R Exercises - Spectroscopic data - Solution
We will now work with Raman spectroscopy data from the luminescence of a ruby particle under high pressure: Data/rubis_xx.txt
. This measurement is performed in a diamond anvil cell with a laser of wavelength \(\lambda_L\)=568.189 nm, and the pressure is known by calibrating the frequency of a diamond line.
The ruby luminescence contains two lines, and we want to use the position of the R1 line, which is the most intense and has the highest energy, to determine the pressure. We therefore need to determine the parameters \(A\) and \(B\) of the equation of state linking wavelength (in nm) and pressure (in GPa):
\[ P~[GPa] = \frac{A}{B}\left[\left(\frac{\lambda}{\lambda_0}\right)^B-1\right], \] where \(\lambda_0\) = 694.24 nm is the wavelength of the R1 line at zero pressure, and \(\lambda\) is the wavelength of the R1 line at \(P\) pressure. For a given line, the relationship between its measured Raman shift, \(\omega\), and its wavelength is given by \(\lambda = \frac{10^7}{\omega_L - \omega}\), with \(\omega_L= \frac{10^7}{\lambda_L}\) the frequency of the probe laser.

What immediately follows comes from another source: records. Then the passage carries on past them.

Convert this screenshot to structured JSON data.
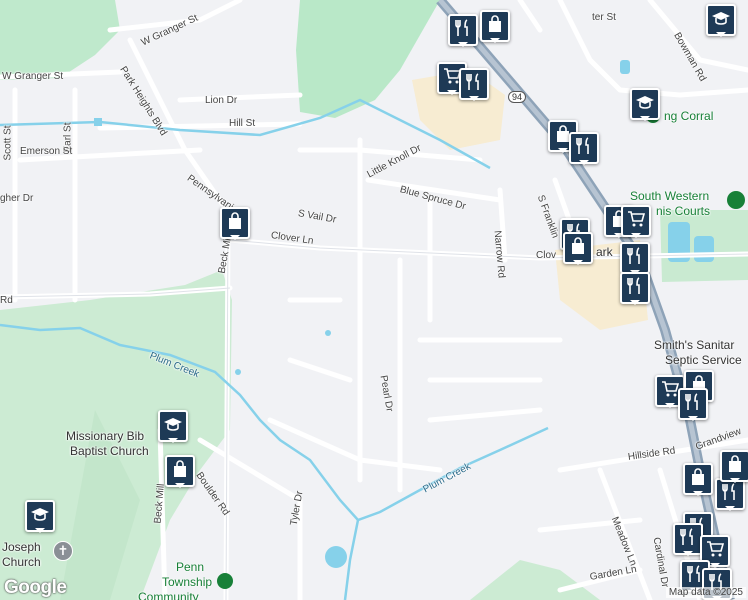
{
  "map": {
    "attribution": "Map data ©2025",
    "logo": "Google",
    "route_shield": "94"
  },
  "streets": {
    "w_granger_st_1": "W Granger St",
    "w_granger_st_2": "W Granger St",
    "park_heights_blvd": "Park Heights Blvd",
    "lion_dr": "Lion Dr",
    "hill_st": "Hill St",
    "scott_st": "Scott St",
    "earl_st": "Earl St",
    "emerson_st": "Emerson St",
    "pennsylvania": "Pennsylvania",
    "gher_dr": "gher Dr",
    "s_vail_dr": "S Vail Dr",
    "clover_ln": "Clover Ln",
    "clover_ln_east": "Clov",
    "beck_mill_rd": "Beck Mill Rd",
    "little_knoll_dr": "Little Knoll Dr",
    "blue_spruce_dr": "Blue Spruce Dr",
    "narrow_rd": "Narrow Rd",
    "s_franklin": "S Franklin",
    "pearl_dr": "Pearl Dr",
    "boulder_rd": "Boulder Rd",
    "tyler_dr": "Tyler Dr",
    "beck_mill_lower": "Beck Mill",
    "hillside_rd": "Hillside Rd",
    "meadow_ln": "Meadow Ln",
    "cardinal_dr": "Cardinal Dr",
    "garden_ln": "Garden Ln",
    "bowman_rd": "Bowman Rd",
    "ter_st": "ter St",
    "rd_west": "Rd",
    "grandview": "Grandview",
    "ark": "ark"
  },
  "water": {
    "plum_creek_1": "Plum Creek",
    "plum_creek_2": "Plum Creek"
  },
  "places": {
    "corral": "ng Corral",
    "south_western_1": "South Western",
    "south_western_2": "nis Courts",
    "smiths_1": "Smith's Sanitar",
    "smiths_2": "Septic Service",
    "missionary_1": "Missionary Bib",
    "missionary_2": "Baptist Church",
    "joseph_1": "Joseph",
    "joseph_2": "Church",
    "penn_1": "Penn",
    "penn_2": "Township",
    "penn_3": "Community"
  },
  "pin_icons": {
    "restaurant": "fork-knife-icon",
    "shopping": "shopping-bag-icon",
    "grocery": "shopping-cart-icon",
    "school": "graduation-cap-icon"
  },
  "colors": {
    "land": "#f1f2f5",
    "park": "#b9e8c8",
    "forest": "#ccebd3",
    "water": "#86d1ea",
    "road": "#ffffff",
    "highway": "#8ea3b8",
    "commercial": "#f7ecd2",
    "pin": "#1e3a56"
  }
}
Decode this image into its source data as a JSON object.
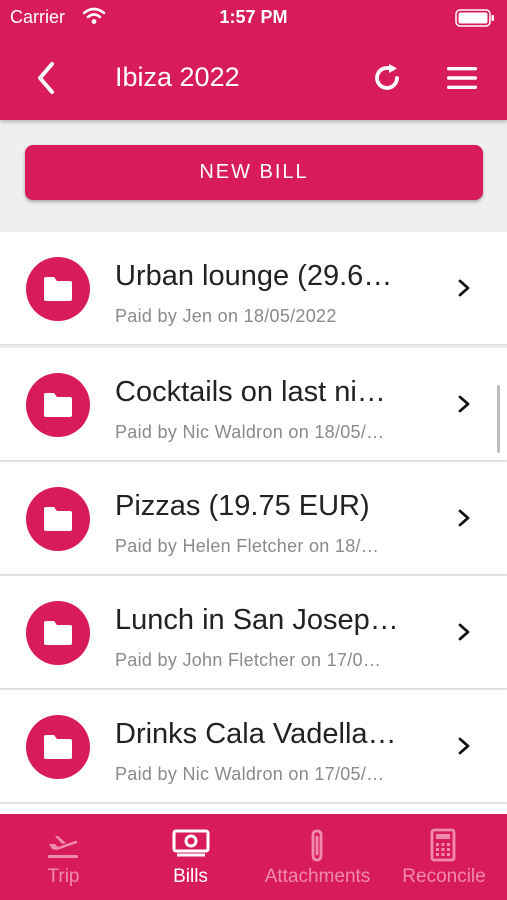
{
  "status_bar": {
    "carrier": "Carrier",
    "time": "1:57 PM"
  },
  "nav": {
    "title": "Ibiza 2022"
  },
  "new_bill": {
    "label": "NEW BILL"
  },
  "bills": [
    {
      "name": "Urban lounge (29.6…",
      "paid": "Paid by Jen on 18/05/2022"
    },
    {
      "name": "Cocktails on last ni…",
      "paid": "Paid by Nic Waldron on 18/05/…"
    },
    {
      "name": "Pizzas (19.75 EUR)",
      "paid": "Paid by Helen Fletcher on 18/…"
    },
    {
      "name": "Lunch in San Josep…",
      "paid": "Paid by John Fletcher on 17/0…"
    },
    {
      "name": "Drinks Cala Vadella…",
      "paid": "Paid by Nic Waldron on 17/05/…"
    }
  ],
  "tabs": [
    {
      "label": "Trip",
      "icon": "plane-icon",
      "active": false
    },
    {
      "label": "Bills",
      "icon": "money-icon",
      "active": true
    },
    {
      "label": "Attachments",
      "icon": "paperclip-icon",
      "active": false
    },
    {
      "label": "Reconcile",
      "icon": "calculator-icon",
      "active": false
    }
  ],
  "colors": {
    "primary": "#d81b5a",
    "inactive_tab": "#f08bab",
    "background": "#efefef"
  }
}
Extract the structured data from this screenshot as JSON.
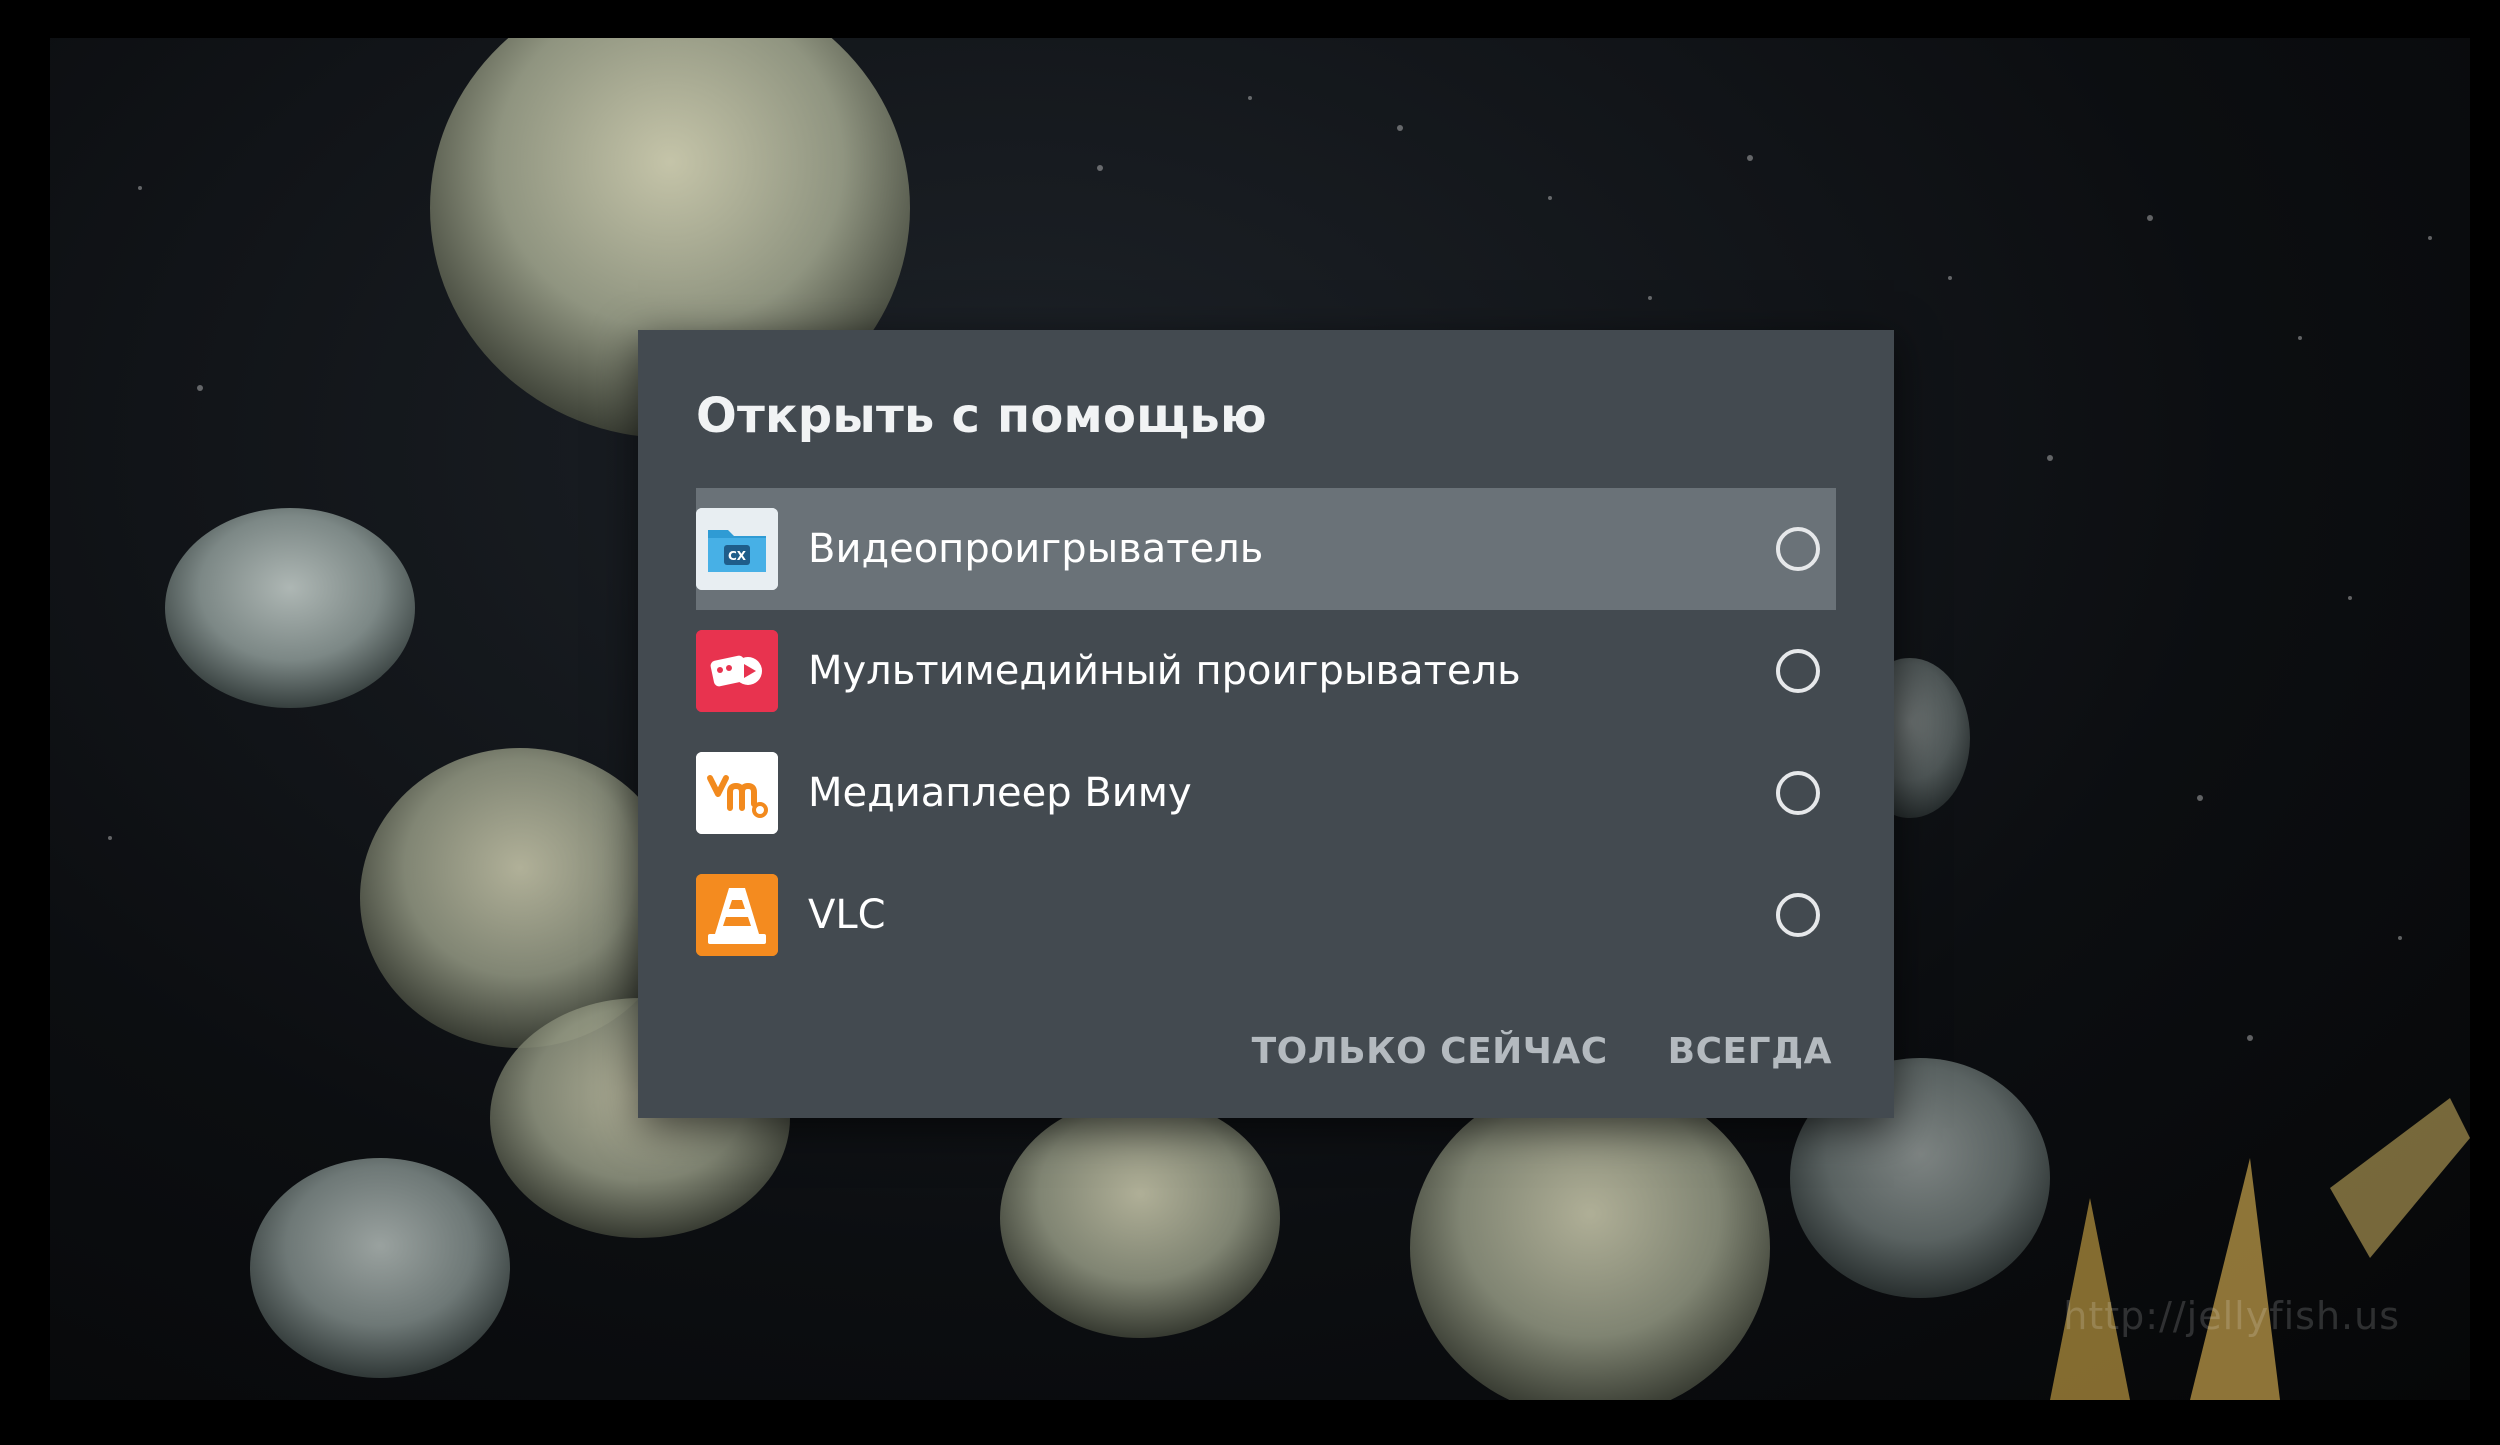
{
  "dialog": {
    "title": "Открыть с помощью",
    "apps": [
      {
        "label": "Видеопроигрыватель",
        "icon": "folder-cx-icon",
        "selected": true
      },
      {
        "label": "Мультимедийный проигрыватель",
        "icon": "multimedia-player-icon",
        "selected": false
      },
      {
        "label": "Медиаплеер Виму",
        "icon": "vimu-icon",
        "selected": false
      },
      {
        "label": "VLC",
        "icon": "vlc-cone-icon",
        "selected": false
      }
    ],
    "buttons": {
      "just_once": "ТОЛЬКО СЕЙЧАС",
      "always": "ВСЕГДА"
    }
  },
  "watermark": "http://jellyfish.us",
  "colors": {
    "dialog_bg": "#434a50",
    "selected_bg": "#6a7278",
    "button_text": "#b4babf"
  }
}
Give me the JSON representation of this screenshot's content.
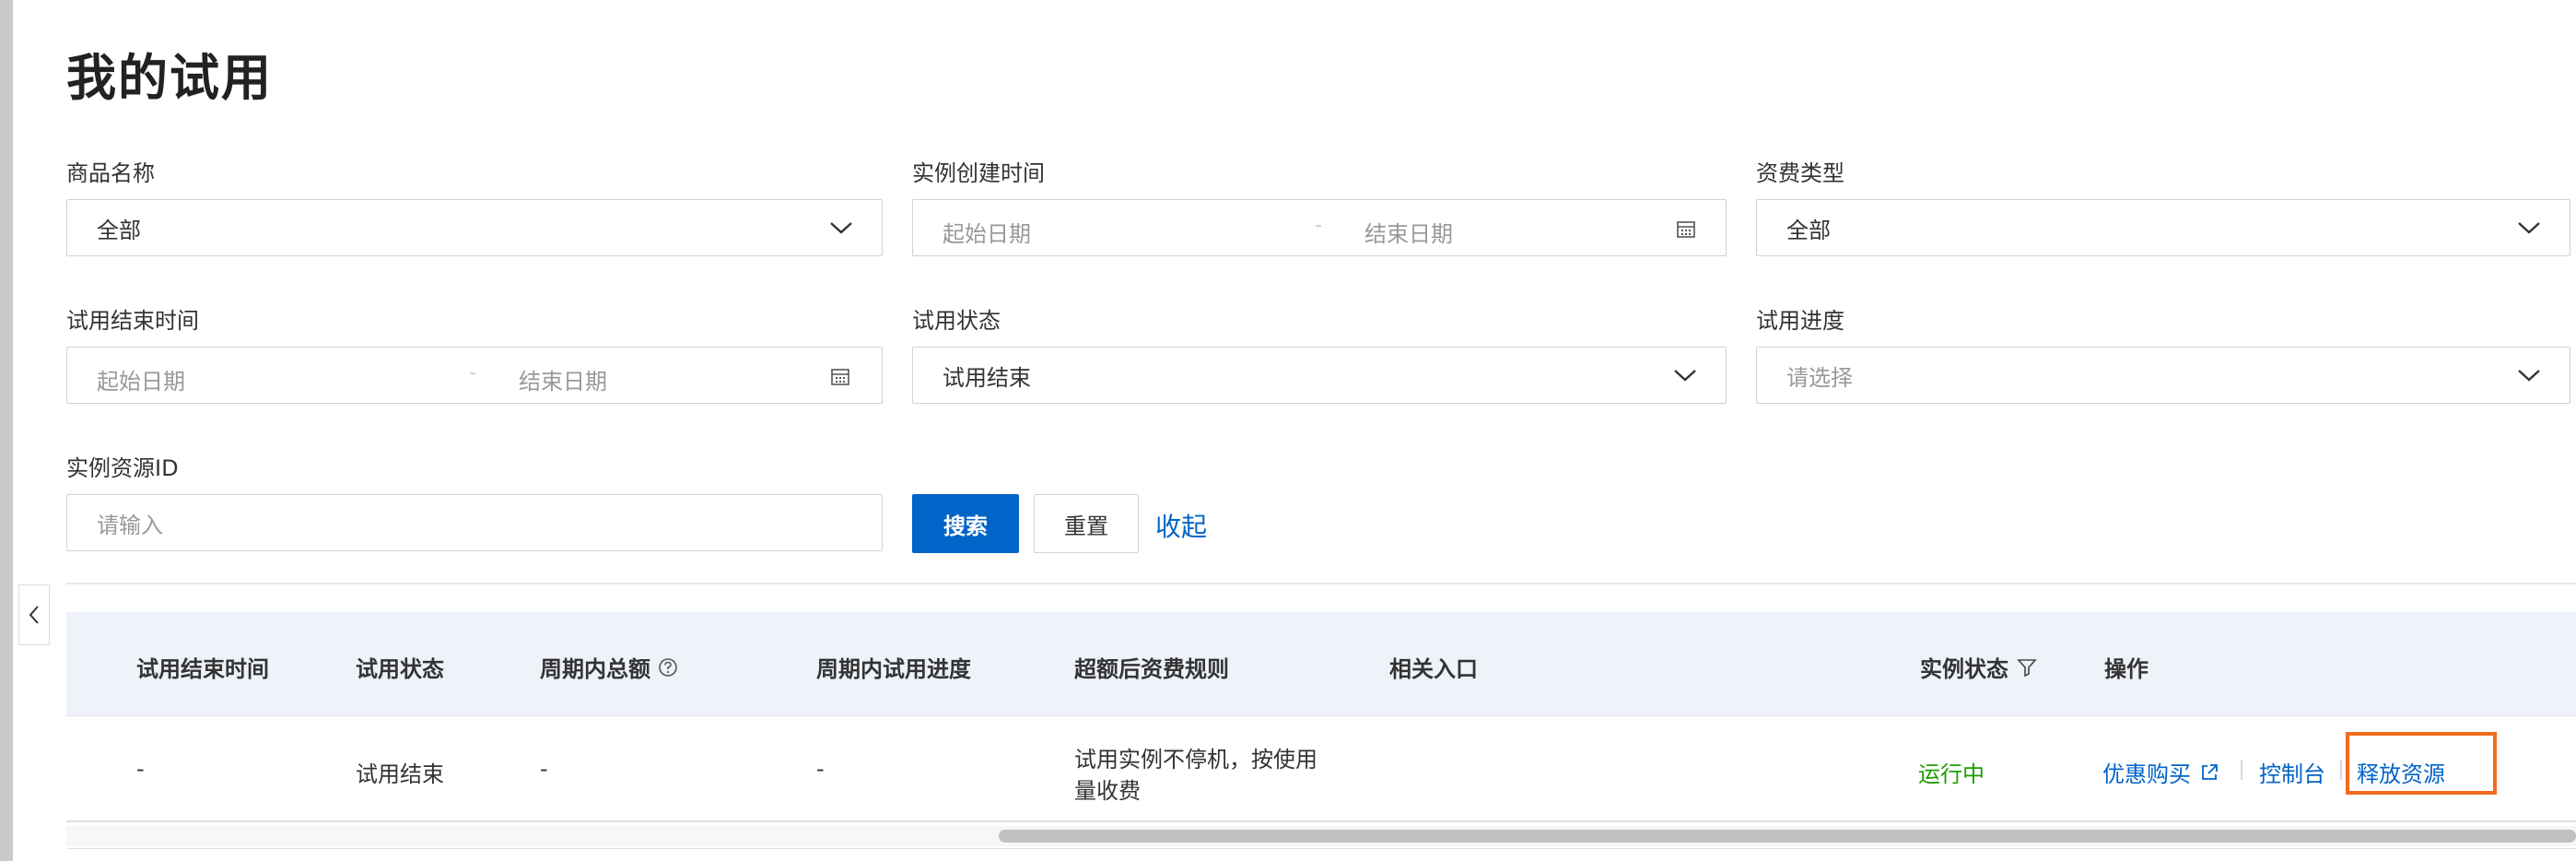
{
  "page": {
    "title": "我的试用"
  },
  "filters": {
    "product_name": {
      "label": "商品名称",
      "value": "全部"
    },
    "instance_created": {
      "label": "实例创建时间",
      "start_placeholder": "起始日期",
      "end_placeholder": "结束日期",
      "separator": "-"
    },
    "billing_type": {
      "label": "资费类型",
      "value": "全部"
    },
    "trial_end_time": {
      "label": "试用结束时间",
      "start_placeholder": "起始日期",
      "end_placeholder": "结束日期",
      "separator": "-"
    },
    "trial_status": {
      "label": "试用状态",
      "value": "试用结束"
    },
    "trial_progress": {
      "label": "试用进度",
      "placeholder": "请选择"
    },
    "instance_id": {
      "label": "实例资源ID",
      "placeholder": "请输入"
    }
  },
  "actions": {
    "search": "搜索",
    "reset": "重置",
    "collapse": "收起"
  },
  "table": {
    "headers": {
      "trial_end_time": "试用结束时间",
      "trial_status": "试用状态",
      "period_total": "周期内总额",
      "period_progress": "周期内试用进度",
      "over_billing": "超额后资费规则",
      "entry": "相关入口",
      "instance_status": "实例状态",
      "operation": "操作"
    },
    "rows": [
      {
        "trial_end_time": "-",
        "trial_status": "试用结束",
        "period_total": "-",
        "period_progress": "-",
        "over_billing_line1": "试用实例不停机，按使用",
        "over_billing_line2": "量收费",
        "instance_status": "运行中",
        "op_discount": "优惠购买",
        "op_console": "控制台",
        "op_release": "释放资源"
      }
    ]
  },
  "colors": {
    "primary": "#0064c8",
    "running": "#1e9e00",
    "highlight": "#f26b1d"
  }
}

Open one of the files, for example Data/rubis_01.txt to see its structure - they’re all the same. They are made up of two columns, which are the Raman shifts in cm-1 and the intensities. The nomenclature of the files "Data/rubis_xx.txt"
is such that xx
is the pressure in GPa.
First, consider the steps involved in determining the parameters \(A\) and \(B\) of the equation of state.
- What data do you need?
- What steps do you need to take to obtain them?
- Let’s start by defining the function
Prubis(w,A,B)
, which returns the pressure in GPa as a function of the Raman shift in cm-1, and the parameters \(A\) and \(B\).
Prubis <- function(w,A,B){
wl <- 1e7/568.189
lamb0 <- 694.24
lamb <- 1e7/(wl - w)
return(A/B * ((lamb/lamb0)^B - 1))
}
Find in the folder “Data” the list of files with the pattern “rubis_” in their name (check out the list.files()
function) and store it in flist
flist <- list.files(path="Data", pattern = "rubis_")
What is the length of flist
?
length(flist)
[1] 17
Initialize an empty tibble called spec
that will store all spectra:
Using a for
loop, load each file in flist
and store them into spec
by making it tidy.
for(file in flist){
d <- read_table(file.path("Data",file), col_names = c("w","int"))
d$name <- file
spec <- bind_rows(spec,d)
}
spec
# A tibble: 17,255 × 3
w int name
<dbl> <dbl> <chr>
1 3064. 43.9 rubis_01.txt
2 3064. 47.9 rubis_01.txt
3 3064. 44.5 rubis_01.txt
4 3065. 50.5 rubis_01.txt
5 3065. 50.5 rubis_01.txt
6 3065. 44.5 rubis_01.txt
7 3065. 44.9 rubis_01.txt
8 3066. 39.9 rubis_01.txt
9 3066. 49.5 rubis_01.txt
10 3066. 48.9 rubis_01.txt
# ℹ 17,245 more rows
Another version of this that does not use a for loop would be like so (try to understand what’s happening in this code by running each line one after the other and looking at the help on the functions used):
# spec <- tibble(name=flist) |>
# mutate(data=map(name, ~read_table(file.path("Data",.),
# col_names = c("w","int")))
# ) |>
# unnest(data)
Modify spec
to get the pressure in GPa from the file name, and so that the intensity column is normalized to [0,1].
norm01 <- function(x){
(x-min(x))/(max(x)-min(x))
}
spec <- spec |>
mutate(pressure = as.numeric(str_extract(name, "[0-9]+"))) |>
group_by(name) |>
mutate(int=norm01(int))
Plot the first spectrum in spec
to see the x range
spec |>
filter(name==flist[1]) |>
ggplot(aes(x=w, y=int))+
geom_line()+
labs(x="Raman Shift [1/cm]", y="Intensity [arb. units]")+
theme_bw()
Using ggplot2
, plot all spectra normalized to [0,1] (with points) and stacked on top of each other with a vertical shift corresponding to the pressure in GPa
spec |>
ggplot(aes(x=w,
y=int + pressure,
group=name))+
geom_point(size=.2, alpha=.2)+
labs(x="Raman Shift [1/cm]", y="Pressure [GPa]")+
theme_bw()
What we want to do now is to fit this data by the sum of two Lorentzians to find the precise position of the R1 line as a function of pressure. To do this, we’ll use the function nls()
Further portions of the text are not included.